Imagine there are four species: human, chimpanzee, magnolia tree and amoeba.

The procedure is as follows:

1. Write out all the possible unrooted trees for the species; that is (a), (b) and (c) shown.

2. Given a knowledge of the character states in each species, count the minimum number of evolutionary events (that is, changes in character states) implied by each. The best estimate of the true unrooted tree is the one requiring the least evolutionary change.

Suppose we know that 1000 characters are shared in all four species, that each species has 10 characters unique to itself and that 100 characters are shared between humans and chimps, but are absent in amoebas and magnolias.

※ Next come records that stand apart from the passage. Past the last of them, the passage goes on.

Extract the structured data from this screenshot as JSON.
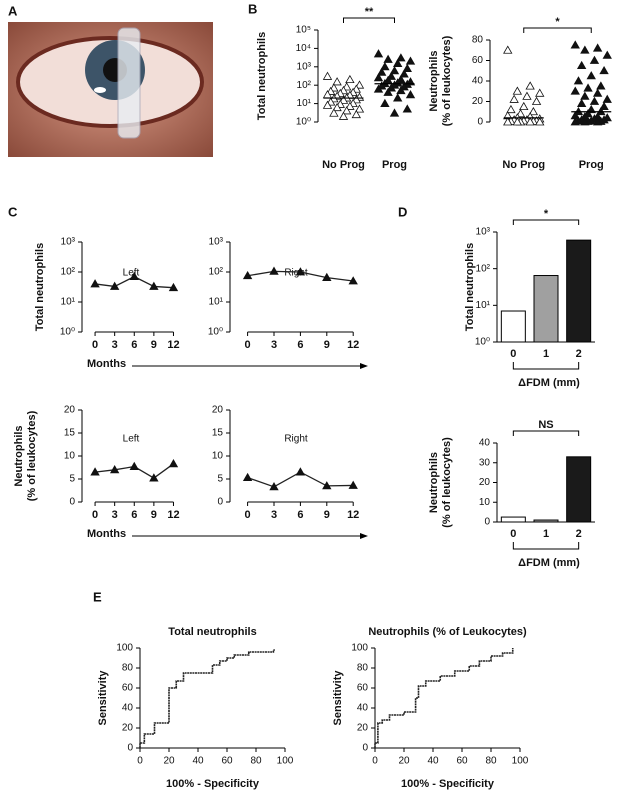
{
  "panel_labels": [
    "A",
    "B",
    "C",
    "D",
    "E"
  ],
  "chart_data": [
    {
      "type": "strip",
      "ylabel": [
        "Total neutrophils"
      ],
      "categories": [
        "No Prog",
        "Prog"
      ],
      "groups": [
        [
          300,
          200,
          150,
          100,
          80,
          70,
          60,
          50,
          45,
          40,
          35,
          30,
          28,
          25,
          22,
          20,
          18,
          16,
          15,
          12,
          10,
          9,
          8,
          7,
          6,
          5,
          4,
          3,
          2.5,
          2
        ],
        [
          5000,
          3000,
          2500,
          2000,
          1500,
          1000,
          800,
          600,
          500,
          400,
          300,
          250,
          200,
          180,
          150,
          130,
          120,
          110,
          100,
          90,
          80,
          70,
          60,
          50,
          40,
          30,
          20,
          10,
          5,
          3
        ]
      ],
      "medians": [
        20,
        120
      ],
      "markers": [
        "open",
        "filled"
      ],
      "yscale": "log",
      "ylim": [
        1,
        100000
      ],
      "yticks": [
        {
          "value": 1,
          "label": "10⁰"
        },
        {
          "value": 10,
          "label": "10¹"
        },
        {
          "value": 100,
          "label": "10²"
        },
        {
          "value": 1000,
          "label": "10³"
        },
        {
          "value": 10000,
          "label": "10⁴"
        },
        {
          "value": 100000,
          "label": "10⁵"
        }
      ],
      "significance": "**"
    },
    {
      "type": "strip",
      "ylabel": [
        "Neutrophils",
        "(% of leukocytes)"
      ],
      "categories": [
        "No Prog",
        "Prog"
      ],
      "groups": [
        [
          70,
          35,
          30,
          28,
          25,
          22,
          20,
          15,
          12,
          10,
          8,
          6,
          5,
          4,
          3,
          2,
          2,
          1,
          1,
          0.5,
          0.5,
          0,
          0,
          0,
          0,
          0
        ],
        [
          75,
          72,
          70,
          65,
          60,
          55,
          50,
          45,
          40,
          35,
          33,
          30,
          28,
          25,
          22,
          20,
          18,
          15,
          12,
          10,
          10,
          8,
          6,
          5,
          5,
          4,
          3,
          2,
          2,
          1,
          1,
          0.5,
          0.5,
          0,
          0,
          0
        ]
      ],
      "medians": [
        4,
        10
      ],
      "markers": [
        "open",
        "filled"
      ],
      "ylim": [
        0,
        80
      ],
      "yticks": [
        0,
        20,
        40,
        60,
        80
      ],
      "significance": "*"
    },
    {
      "type": "line",
      "title": "Left",
      "ylabel": [
        "Total neutrophils"
      ],
      "x_label": "Months",
      "marker": "triangle",
      "x": [
        0,
        3,
        6,
        9,
        12
      ],
      "values": [
        40,
        33,
        70,
        33,
        30
      ],
      "xlim": [
        -2,
        13
      ],
      "xticks": [
        0,
        3,
        6,
        9,
        12
      ],
      "yscale": "log",
      "ylim": [
        1,
        1000
      ],
      "yticks": [
        {
          "value": 1,
          "label": "10⁰"
        },
        {
          "value": 10,
          "label": "10¹"
        },
        {
          "value": 100,
          "label": "10²"
        },
        {
          "value": 1000,
          "label": "10³"
        }
      ]
    },
    {
      "type": "line",
      "title": "Right",
      "marker": "triangle",
      "x": [
        0,
        3,
        6,
        9,
        12
      ],
      "values": [
        75,
        105,
        100,
        65,
        50
      ],
      "xlim": [
        -2,
        13
      ],
      "xticks": [
        0,
        3,
        6,
        9,
        12
      ],
      "yscale": "log",
      "ylim": [
        1,
        1000
      ],
      "yticks": [
        {
          "value": 1,
          "label": "10⁰"
        },
        {
          "value": 10,
          "label": "10¹"
        },
        {
          "value": 100,
          "label": "10²"
        },
        {
          "value": 1000,
          "label": "10³"
        }
      ]
    },
    {
      "type": "line",
      "title": "Left",
      "ylabel": [
        "Neutrophils",
        "(% of leukocytes)"
      ],
      "x_label": "Months",
      "marker": "triangle",
      "x": [
        0,
        3,
        6,
        9,
        12
      ],
      "values": [
        6.5,
        7,
        7.7,
        5.2,
        8.3
      ],
      "xlim": [
        -2,
        13
      ],
      "xticks": [
        0,
        3,
        6,
        9,
        12
      ],
      "ylim": [
        0,
        20
      ],
      "yticks": [
        0,
        5,
        10,
        15,
        20
      ]
    },
    {
      "type": "line",
      "title": "Right",
      "marker": "triangle",
      "x": [
        0,
        3,
        6,
        9,
        12
      ],
      "values": [
        5.3,
        3.3,
        6.5,
        3.5,
        3.6
      ],
      "xlim": [
        -2,
        13
      ],
      "xticks": [
        0,
        3,
        6,
        9,
        12
      ],
      "ylim": [
        0,
        20
      ],
      "yticks": [
        0,
        5,
        10,
        15,
        20
      ]
    },
    {
      "type": "bar",
      "ylabel": [
        "Total neutrophils"
      ],
      "x_label": "ΔFDM (mm)",
      "categories": [
        "0",
        "1",
        "2"
      ],
      "values": [
        7,
        65,
        600
      ],
      "colors": [
        "#ffffff",
        "#a0a0a0",
        "#1a1a1a"
      ],
      "yscale": "log",
      "ylim": [
        1,
        1000
      ],
      "yticks": [
        {
          "value": 1,
          "label": "10⁰"
        },
        {
          "value": 10,
          "label": "10¹"
        },
        {
          "value": 100,
          "label": "10²"
        },
        {
          "value": 1000,
          "label": "10³"
        }
      ],
      "significance": "*"
    },
    {
      "type": "bar",
      "ylabel": [
        "Neutrophils",
        "(% of leukocytes)"
      ],
      "x_label": "ΔFDM (mm)",
      "categories": [
        "0",
        "1",
        "2"
      ],
      "values": [
        2.5,
        1,
        33
      ],
      "colors": [
        "#ffffff",
        "#a0a0a0",
        "#1a1a1a"
      ],
      "ylim": [
        0,
        40
      ],
      "yticks": [
        0,
        10,
        20,
        30,
        40
      ],
      "significance": "NS"
    },
    {
      "type": "line",
      "title": "Total neutrophils",
      "ylabel": [
        "Sensitivity"
      ],
      "x_label": "100% - Specificity",
      "x": [
        0,
        0,
        3,
        3,
        10,
        10,
        20,
        20,
        25,
        25,
        30,
        30,
        50,
        50,
        55,
        55,
        60,
        60,
        65,
        65,
        75,
        75,
        92,
        92,
        93
      ],
      "values": [
        0,
        5,
        5,
        14,
        14,
        25,
        25,
        60,
        60,
        67,
        67,
        75,
        75,
        83,
        83,
        87,
        87,
        90,
        90,
        93,
        93,
        96,
        96,
        98,
        98
      ],
      "xlim": [
        0,
        100
      ],
      "xticks": [
        0,
        20,
        40,
        60,
        80,
        100
      ],
      "ylim": [
        0,
        100
      ],
      "yticks": [
        0,
        20,
        40,
        60,
        80,
        100
      ]
    },
    {
      "type": "line",
      "title": "Neutrophils (% of Leukocytes)",
      "ylabel": [
        "Sensitivity"
      ],
      "x_label": "100% - Specificity",
      "x": [
        0,
        0,
        2,
        2,
        5,
        5,
        10,
        10,
        20,
        20,
        28,
        28,
        30,
        30,
        35,
        35,
        45,
        45,
        55,
        55,
        65,
        65,
        72,
        72,
        80,
        80,
        88,
        88,
        95,
        95
      ],
      "values": [
        0,
        5,
        5,
        25,
        25,
        28,
        28,
        33,
        33,
        36,
        36,
        50,
        50,
        62,
        62,
        67,
        67,
        72,
        72,
        77,
        77,
        82,
        82,
        87,
        87,
        92,
        92,
        95,
        95,
        100
      ],
      "xlim": [
        0,
        100
      ],
      "xticks": [
        0,
        20,
        40,
        60,
        80,
        100
      ],
      "ylim": [
        0,
        100
      ],
      "yticks": [
        0,
        20,
        40,
        60,
        80,
        100
      ]
    }
  ]
}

We can now count the smallest number of evolutionary events implied by each unrooted tree.

In (a) the 1000 common characters could have evolved once each in the common ancestor of all four species and been retained throughout the phylogeny; that would require a total of 1000 evolutionary events. Each species' 10 unique characters can have evolved in the lineage leading to that species, making 40 evolutionary events.

The smallest number of events to produce the distribution of characters between humans and chimps is 200: they could have evolved separately in the human lineage and in the chimp lineage (100 events in each, making 200).

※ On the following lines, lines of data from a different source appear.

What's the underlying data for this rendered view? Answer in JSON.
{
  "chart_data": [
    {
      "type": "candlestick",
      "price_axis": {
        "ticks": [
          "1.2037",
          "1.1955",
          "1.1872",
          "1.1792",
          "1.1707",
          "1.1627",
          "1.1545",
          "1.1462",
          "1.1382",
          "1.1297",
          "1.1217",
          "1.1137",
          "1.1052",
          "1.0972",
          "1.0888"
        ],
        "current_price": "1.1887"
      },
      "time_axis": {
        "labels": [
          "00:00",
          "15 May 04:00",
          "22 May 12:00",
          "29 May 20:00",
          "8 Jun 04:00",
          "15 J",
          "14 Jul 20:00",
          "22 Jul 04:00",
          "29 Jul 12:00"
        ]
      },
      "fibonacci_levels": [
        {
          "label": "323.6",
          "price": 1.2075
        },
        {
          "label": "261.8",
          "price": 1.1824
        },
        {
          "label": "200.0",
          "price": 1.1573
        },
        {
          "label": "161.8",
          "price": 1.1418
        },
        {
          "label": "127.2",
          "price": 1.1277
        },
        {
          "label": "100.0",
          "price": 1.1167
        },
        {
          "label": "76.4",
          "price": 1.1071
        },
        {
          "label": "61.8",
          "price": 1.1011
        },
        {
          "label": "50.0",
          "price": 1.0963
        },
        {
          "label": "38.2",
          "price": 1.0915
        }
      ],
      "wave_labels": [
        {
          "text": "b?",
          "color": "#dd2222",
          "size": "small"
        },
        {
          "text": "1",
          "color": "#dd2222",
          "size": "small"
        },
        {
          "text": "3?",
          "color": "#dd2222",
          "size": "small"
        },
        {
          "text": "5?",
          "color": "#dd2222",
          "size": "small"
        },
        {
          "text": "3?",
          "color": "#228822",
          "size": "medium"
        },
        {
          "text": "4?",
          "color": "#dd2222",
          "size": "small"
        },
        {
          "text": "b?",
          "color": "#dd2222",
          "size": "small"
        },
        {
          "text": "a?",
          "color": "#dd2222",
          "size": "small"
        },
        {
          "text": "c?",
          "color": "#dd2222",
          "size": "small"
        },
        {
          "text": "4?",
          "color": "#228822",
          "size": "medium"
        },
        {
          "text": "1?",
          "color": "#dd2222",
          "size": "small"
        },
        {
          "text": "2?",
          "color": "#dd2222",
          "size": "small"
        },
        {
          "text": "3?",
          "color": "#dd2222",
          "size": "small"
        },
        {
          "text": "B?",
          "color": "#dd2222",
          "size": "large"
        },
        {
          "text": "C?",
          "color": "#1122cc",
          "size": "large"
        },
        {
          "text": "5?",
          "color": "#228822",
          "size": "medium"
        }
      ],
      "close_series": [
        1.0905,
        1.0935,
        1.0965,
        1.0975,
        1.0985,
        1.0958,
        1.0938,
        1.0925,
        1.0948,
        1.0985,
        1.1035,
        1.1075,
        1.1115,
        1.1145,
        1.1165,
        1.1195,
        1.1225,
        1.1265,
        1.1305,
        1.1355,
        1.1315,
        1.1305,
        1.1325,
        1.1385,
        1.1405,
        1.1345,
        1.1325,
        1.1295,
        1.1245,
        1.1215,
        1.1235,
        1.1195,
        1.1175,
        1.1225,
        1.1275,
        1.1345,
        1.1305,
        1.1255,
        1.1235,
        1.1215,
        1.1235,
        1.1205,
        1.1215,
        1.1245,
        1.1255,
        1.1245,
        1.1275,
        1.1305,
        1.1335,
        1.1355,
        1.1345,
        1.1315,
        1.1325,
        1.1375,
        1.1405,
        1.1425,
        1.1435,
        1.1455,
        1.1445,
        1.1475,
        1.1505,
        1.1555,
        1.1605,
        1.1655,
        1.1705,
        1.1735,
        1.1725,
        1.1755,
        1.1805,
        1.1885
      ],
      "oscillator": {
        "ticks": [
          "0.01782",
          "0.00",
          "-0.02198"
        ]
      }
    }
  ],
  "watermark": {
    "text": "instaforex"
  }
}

1000 + 40 + 200 = 1240 evolutionary events.

The same calculation in (b) also implies 1240 events.

In (c), however, the 100 characters shared by humans and chimps only need to have evolved once, in the common ancestor of humans and chimps, and would not have to be lost again; (c) therefore only requires 1140 events.

(c) is therefore the most parsimonious unrooted tree, and (according to the principle of parsimony) the best estimate of the real unrooted tree.

Figure: possible phylogenetic relationships of amoeba, chimpanzee, human and magnolia.